By the definitions above, if your income is less than the state median, you do qualify to file for bankruptcy under Chapter 7.
Even this calculation may be affected by legal interpretation, such as whether unemployment compensation is a benefit under the Social Security Act. You will need the advice of a bankruptcy lawyer to be sure the calculation is sound.
More complex cases
If you income is more than the state median, you may still qualify to use Chapter 7, but more detailed calculations must be done.
The next step is to calculate your Disposable Income (DI) (by the bankruptcy reform definition) for 60 months (five years). This is your current income less allowable expenses.
- If this DI is less than $6,000, you do qualify for Chapter 7.

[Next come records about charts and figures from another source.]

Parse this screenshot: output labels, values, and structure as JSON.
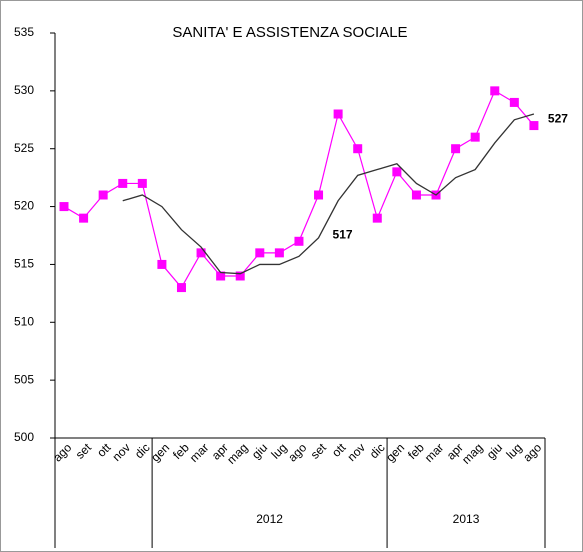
{
  "chart_data": {
    "type": "line",
    "title": "SANITA' E ASSISTENZA SOCIALE",
    "categories": [
      "ago",
      "set",
      "ott",
      "nov",
      "dic",
      "gen",
      "feb",
      "mar",
      "apr",
      "mag",
      "giu",
      "lug",
      "ago",
      "set",
      "ott",
      "nov",
      "dic",
      "gen",
      "feb",
      "mar",
      "apr",
      "mag",
      "giu",
      "lug",
      "ago"
    ],
    "groups": [
      {
        "label": "2012",
        "from": 5,
        "to": 16
      },
      {
        "label": "2013",
        "from": 17,
        "to": 24
      }
    ],
    "series": [
      {
        "color": "#ff00ff",
        "marker": "square",
        "values": [
          520,
          519,
          521,
          522,
          522,
          515,
          513,
          516,
          514,
          514,
          516,
          516,
          517,
          521,
          528,
          525,
          519,
          523,
          521,
          521,
          525,
          526,
          530,
          529,
          527
        ]
      },
      {
        "color": "#333333",
        "values": [
          null,
          null,
          null,
          520.5,
          521,
          520,
          518,
          516.5,
          514.3,
          514.2,
          515,
          515,
          515.7,
          517.3,
          520.5,
          522.7,
          523.2,
          523.7,
          522,
          521,
          522.5,
          523.2,
          525.5,
          527.5,
          528
        ]
      }
    ],
    "annotations": [
      {
        "text": "517",
        "at": 13,
        "y": 517
      },
      {
        "text": "527",
        "at": 24,
        "y": 527
      }
    ],
    "ylim": [
      500,
      535
    ],
    "yticks": [
      500,
      505,
      510,
      515,
      520,
      525,
      530,
      535
    ]
  }
}
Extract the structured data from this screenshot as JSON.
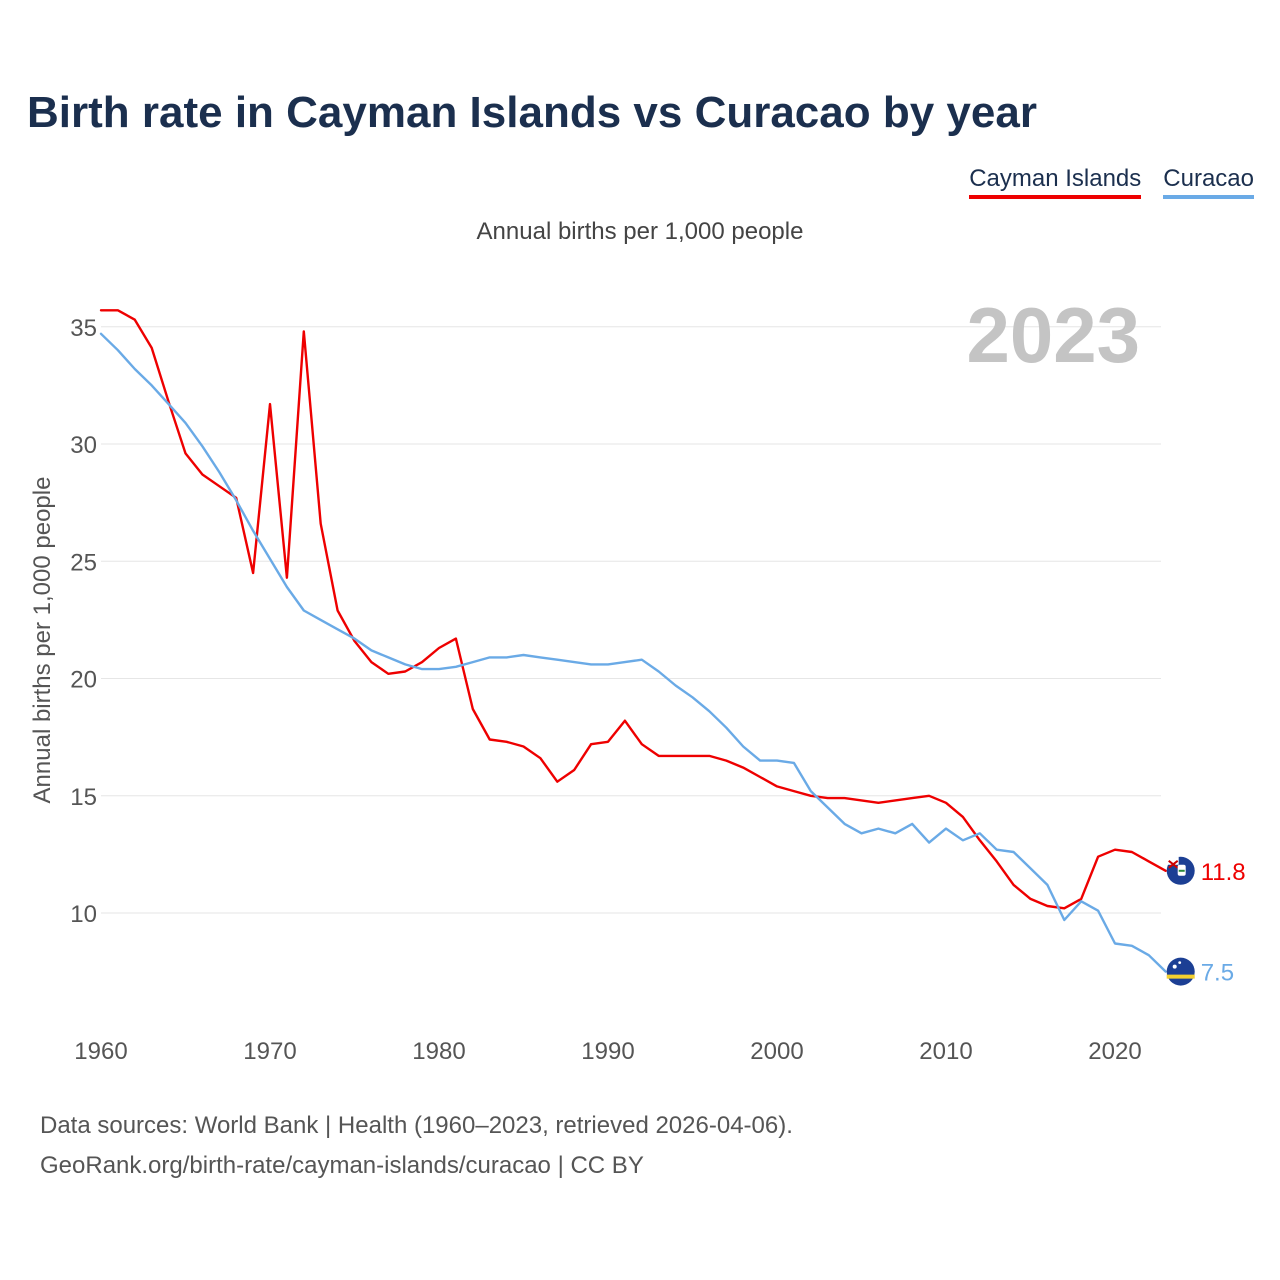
{
  "title": "Birth rate in Cayman Islands vs Curacao by year",
  "legend": [
    {
      "name": "Cayman Islands",
      "color": "#ee0000"
    },
    {
      "name": "Curacao",
      "color": "#6aaae6"
    }
  ],
  "subtitle": "Annual births per 1,000 people",
  "year_badge": "2023",
  "end_labels": {
    "cayman": "11.8",
    "curacao": "7.5"
  },
  "footer": {
    "line1": "Data sources: World Bank | Health (1960–2023, retrieved 2026-04-06).",
    "line2": "GeoRank.org/birth-rate/cayman-islands/curacao | CC BY"
  },
  "chart_data": {
    "type": "line",
    "title": "Birth rate in Cayman Islands vs Curacao by year",
    "xlabel": "",
    "ylabel": "Annual births per 1,000 people",
    "xlim": [
      1960,
      2023
    ],
    "ylim": [
      7,
      36
    ],
    "x_ticks": [
      1960,
      1970,
      1980,
      1990,
      2000,
      2010,
      2020
    ],
    "y_ticks": [
      10,
      15,
      20,
      25,
      30,
      35
    ],
    "grid": true,
    "x": [
      1960,
      1961,
      1962,
      1963,
      1964,
      1965,
      1966,
      1967,
      1968,
      1969,
      1970,
      1971,
      1972,
      1973,
      1974,
      1975,
      1976,
      1977,
      1978,
      1979,
      1980,
      1981,
      1982,
      1983,
      1984,
      1985,
      1986,
      1987,
      1988,
      1989,
      1990,
      1991,
      1992,
      1993,
      1994,
      1995,
      1996,
      1997,
      1998,
      1999,
      2000,
      2001,
      2002,
      2003,
      2004,
      2005,
      2006,
      2007,
      2008,
      2009,
      2010,
      2011,
      2012,
      2013,
      2014,
      2015,
      2016,
      2017,
      2018,
      2019,
      2020,
      2021,
      2022,
      2023
    ],
    "series": [
      {
        "name": "Cayman Islands",
        "color": "#ee0000",
        "values": [
          35.7,
          35.7,
          35.3,
          34.1,
          31.8,
          29.6,
          28.7,
          28.2,
          27.7,
          24.5,
          31.7,
          24.3,
          34.8,
          26.6,
          22.9,
          21.6,
          20.7,
          20.2,
          20.3,
          20.7,
          21.3,
          21.7,
          18.7,
          17.4,
          17.3,
          17.1,
          16.6,
          15.6,
          16.1,
          17.2,
          17.3,
          18.2,
          17.2,
          16.7,
          16.7,
          16.7,
          16.7,
          16.5,
          16.2,
          15.8,
          15.4,
          15.2,
          15.0,
          14.9,
          14.9,
          14.8,
          14.7,
          14.8,
          14.9,
          15.0,
          14.7,
          14.1,
          13.1,
          12.2,
          11.2,
          10.6,
          10.3,
          10.2,
          10.6,
          12.4,
          12.7,
          12.6,
          12.2,
          11.8
        ]
      },
      {
        "name": "Curacao",
        "color": "#6aaae6",
        "values": [
          34.7,
          34.0,
          33.2,
          32.5,
          31.7,
          30.9,
          29.9,
          28.8,
          27.6,
          26.3,
          25.1,
          23.9,
          22.9,
          22.5,
          22.1,
          21.7,
          21.2,
          20.9,
          20.6,
          20.4,
          20.4,
          20.5,
          20.7,
          20.9,
          20.9,
          21.0,
          20.9,
          20.8,
          20.7,
          20.6,
          20.6,
          20.7,
          20.8,
          20.3,
          19.7,
          19.2,
          18.6,
          17.9,
          17.1,
          16.5,
          16.5,
          16.4,
          15.2,
          14.5,
          13.8,
          13.4,
          13.6,
          13.4,
          13.8,
          13.0,
          13.6,
          13.1,
          13.4,
          12.7,
          12.6,
          11.9,
          11.2,
          9.7,
          10.5,
          10.1,
          8.7,
          8.6,
          8.2,
          7.5
        ]
      }
    ]
  }
}
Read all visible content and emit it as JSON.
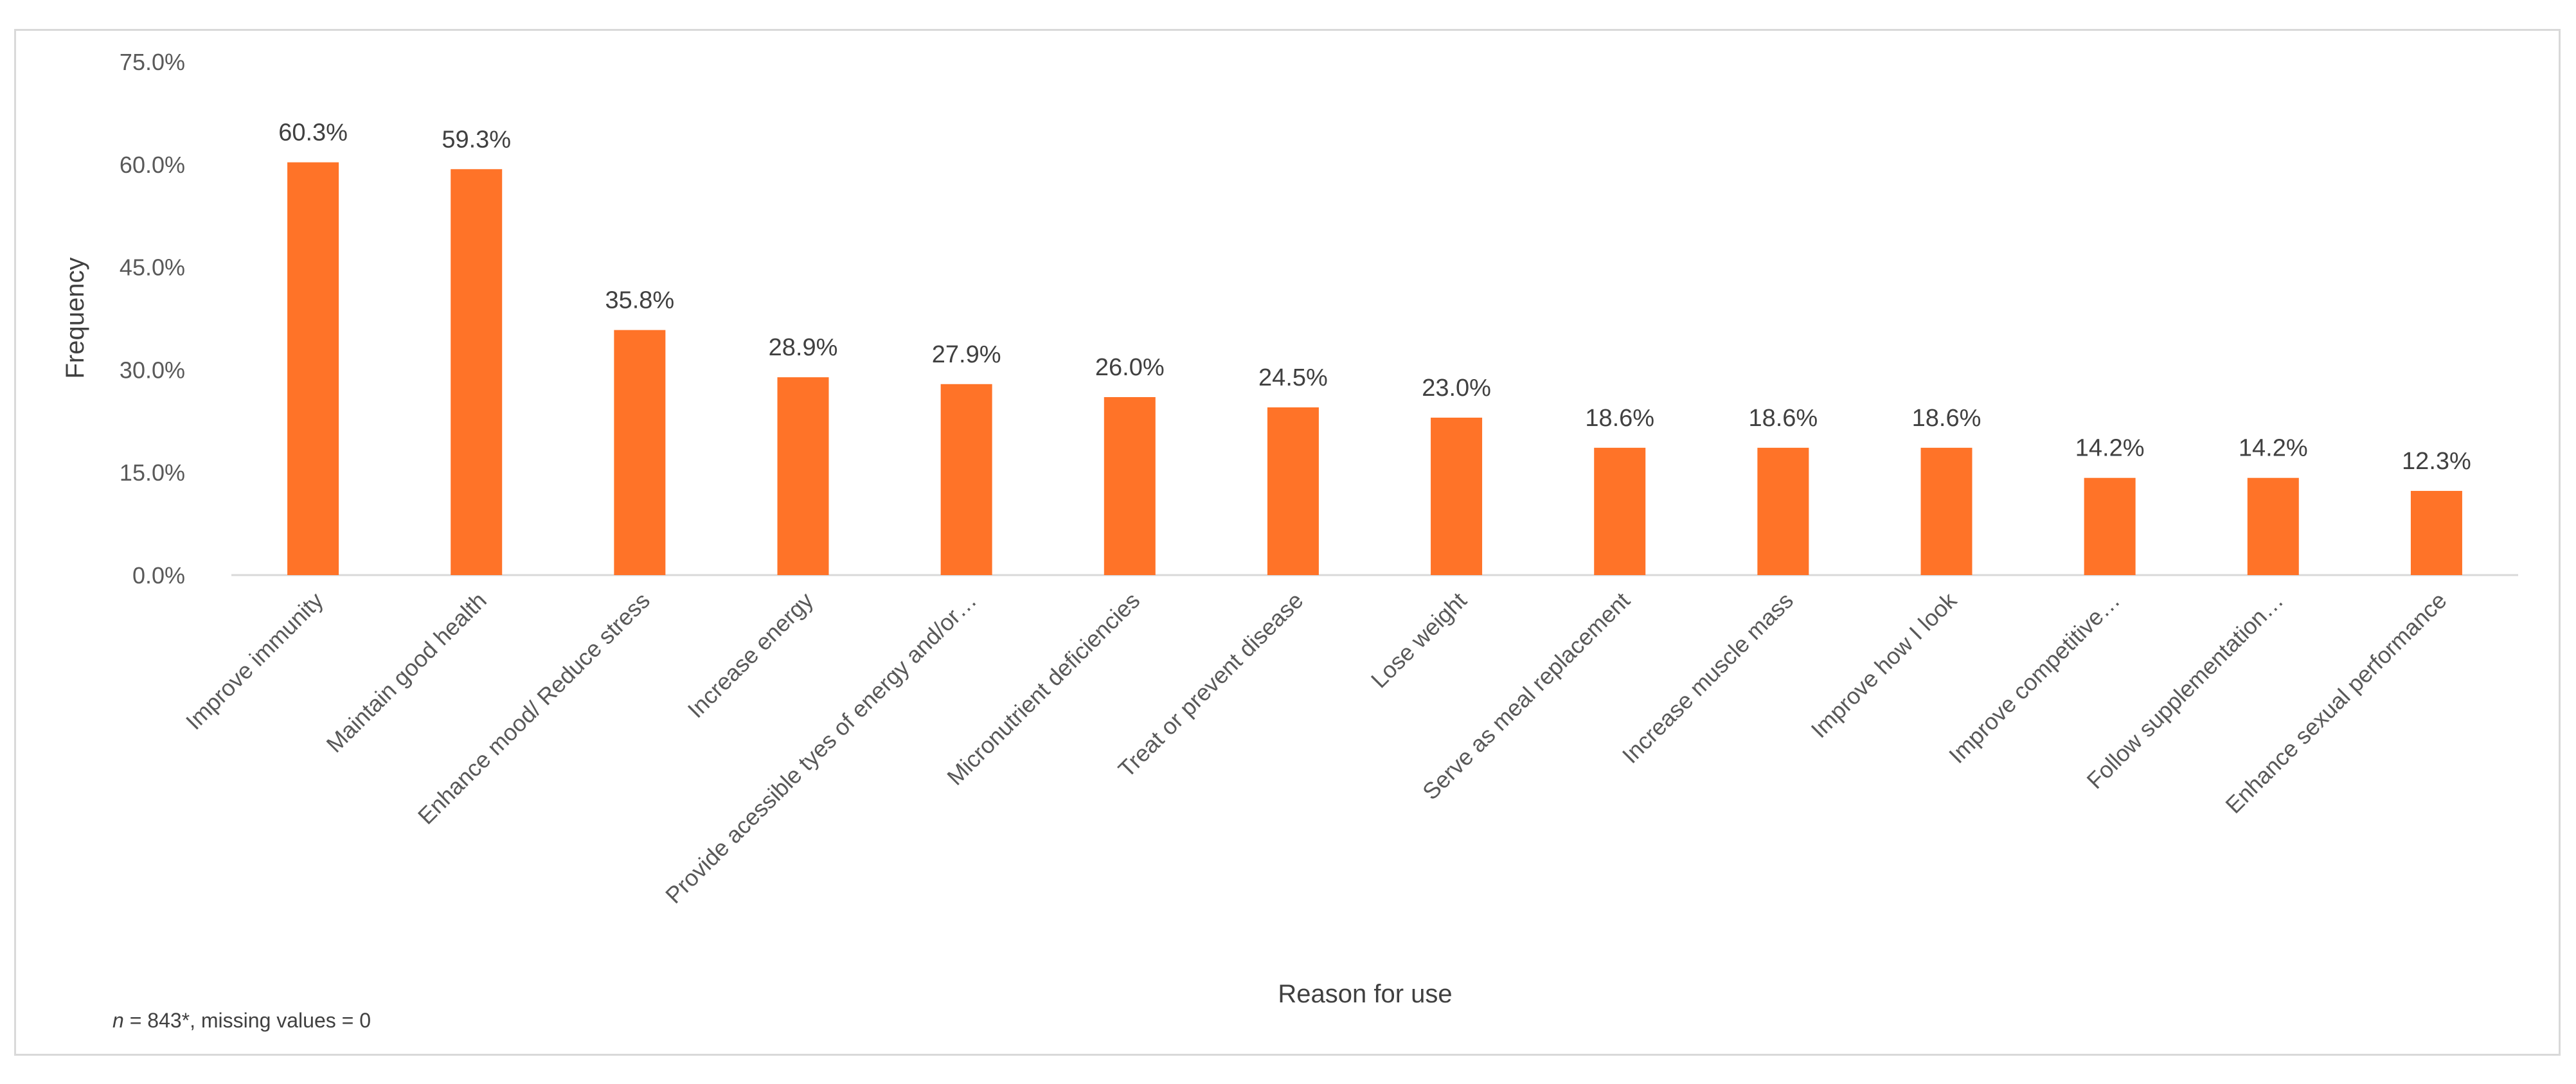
{
  "chart_data": {
    "type": "bar",
    "xlabel": "Reason for use",
    "ylabel": "Frequency",
    "ylim": [
      0,
      75
    ],
    "yticks": [
      "0.0%",
      "15.0%",
      "30.0%",
      "45.0%",
      "60.0%",
      "75.0%"
    ],
    "ytick_values": [
      0,
      15,
      30,
      45,
      60,
      75
    ],
    "grid": false,
    "legend": "none",
    "categories": [
      "Improve immunity",
      "Maintain good health",
      "Enhance mood/ Reduce stress",
      "Increase energy",
      "Provide acessible tyes of energy and/or…",
      "Micronutrient deficiencies",
      "Treat or prevent disease",
      "Lose weight",
      "Serve as meal replacement",
      "Increase muscle mass",
      "Improve how I look",
      "Improve competitive…",
      "Follow supplementation…",
      "Enhance sexual performance"
    ],
    "values": [
      60.3,
      59.3,
      35.8,
      28.9,
      27.9,
      26.0,
      24.5,
      23.0,
      18.6,
      18.6,
      18.6,
      14.2,
      14.2,
      12.3
    ],
    "data_labels": [
      "60.3%",
      "59.3%",
      "35.8%",
      "28.9%",
      "27.9%",
      "26.0%",
      "24.5%",
      "23.0%",
      "18.6%",
      "18.6%",
      "18.6%",
      "14.2%",
      "14.2%",
      "12.3%"
    ],
    "bar_color": "#ff7328",
    "axis_color": "#d9d9d9"
  },
  "footnote": {
    "n_symbol": "n",
    "text": " = 843*, missing values = 0"
  }
}
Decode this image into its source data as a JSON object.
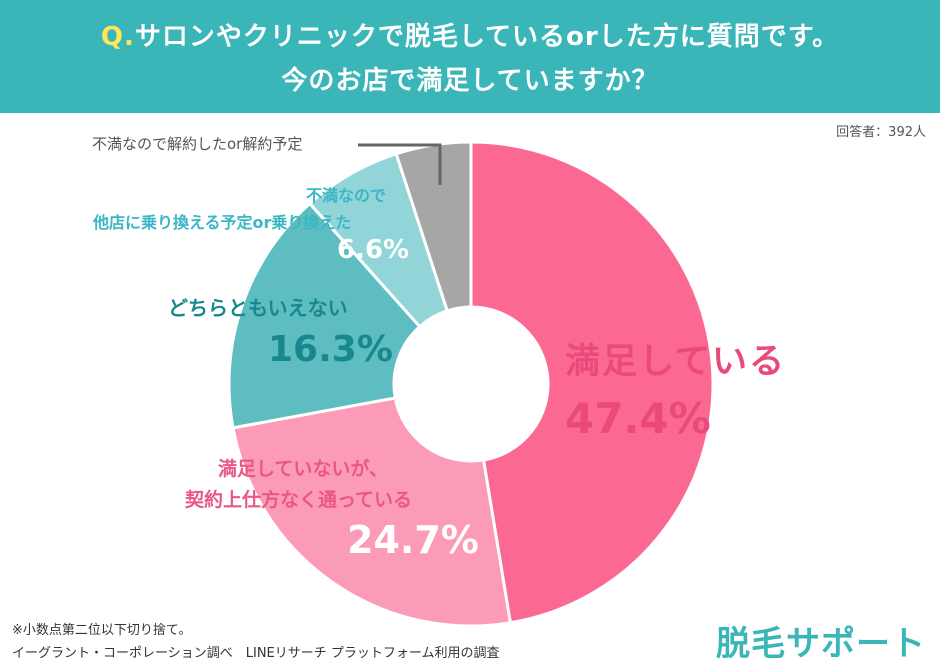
{
  "header": {
    "q_prefix": "Q.",
    "question_line1": "サロンやクリニックで脱毛しているorした方に質問です。",
    "question_line2": "今のお店で満足していますか？"
  },
  "respondents": "回答者：392人",
  "chart_data": {
    "type": "pie",
    "donut": true,
    "total_respondents": 392,
    "slices": [
      {
        "label_lines": [
          "満足している"
        ],
        "value": 47.4,
        "value_text": "47.4%",
        "color": "#fb6891"
      },
      {
        "label_lines": [
          "満足していないが、",
          "契約上仕方なく通っている"
        ],
        "value": 24.7,
        "value_text": "24.7%",
        "color": "#fc9bb7"
      },
      {
        "label_lines": [
          "どちらともいえない"
        ],
        "value": 16.3,
        "value_text": "16.3%",
        "color": "#5dbdc0"
      },
      {
        "label_lines": [
          "不満なので",
          "他店に乗り換える予定or乗り換えた"
        ],
        "value": 6.6,
        "value_text": "6.6%",
        "color": "#92d5d8"
      },
      {
        "label_lines": [
          "不満なので解約したor解約予定"
        ],
        "value": 5.0,
        "value_text": "",
        "color": "#a6a6a6"
      }
    ],
    "label_colors": {
      "pink": "#e94a7a",
      "pink_light": "#e95885",
      "teal_dark": "#17888d",
      "teal_light": "#3bb6c6",
      "gray": "#555555"
    }
  },
  "footnotes": {
    "line1": "※小数点第二位以下切り捨て。",
    "line2": "イーグラント・コーポレーション調べ　LINEリサーチ プラットフォーム利用の調査"
  },
  "brand": "脱毛サポート"
}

- If this DI is more than $10,000, you do not qualify for Chapter 7.
- If this DI is $6,000-10,000, then the rule is:
- if you can pay at least 25% of your unsecured debt, you do not qualify for Chapter 7.
- if you cannot pay at least 25% of your unsecured debt, you do qualify for Chapter 7.
The expenses allowable for calculation of your 60-month Disposable Income include:
- IRS standard allowances for living, housing, transportation and other “necessary” expenses
- Some other expenses defined in the bankruptcy reform law.
- Debt payments on secured and priority debts and likely administrative costs of a Chapter 13 plan.
Many of these expenses vary according to your income, marital status, family size, county of residence, and other factors.
As you can see, the calculation requires a database of up-to-date statistics. Several parts of the calculation may also be affected by legal interpretation. This is another aspect of bankruptcy where the advice of a bankruptcy lawyer is essential.
Summary of Chapter 7 qualifications
If your income is exceptionally low or high, you may be able to conclude, from the information above, that you probably do or probably don’t qualify (respectively) for Chapter 7.
We cannot provide a calculation of whether you qualify to file for Chapter 7 bankruptcy. It would be too complex, too hard for you to do accurately, and too subject to interpretations requiring legal opinion.
In any case, we believe it is useful for you to understand the principles involved as you consider bankruptcy.
Where do I go from here?
Before filing for bankruptcy, it is essential to consult a bankruptcy lawyer, who can advise on your rights and options, based on your circumstances.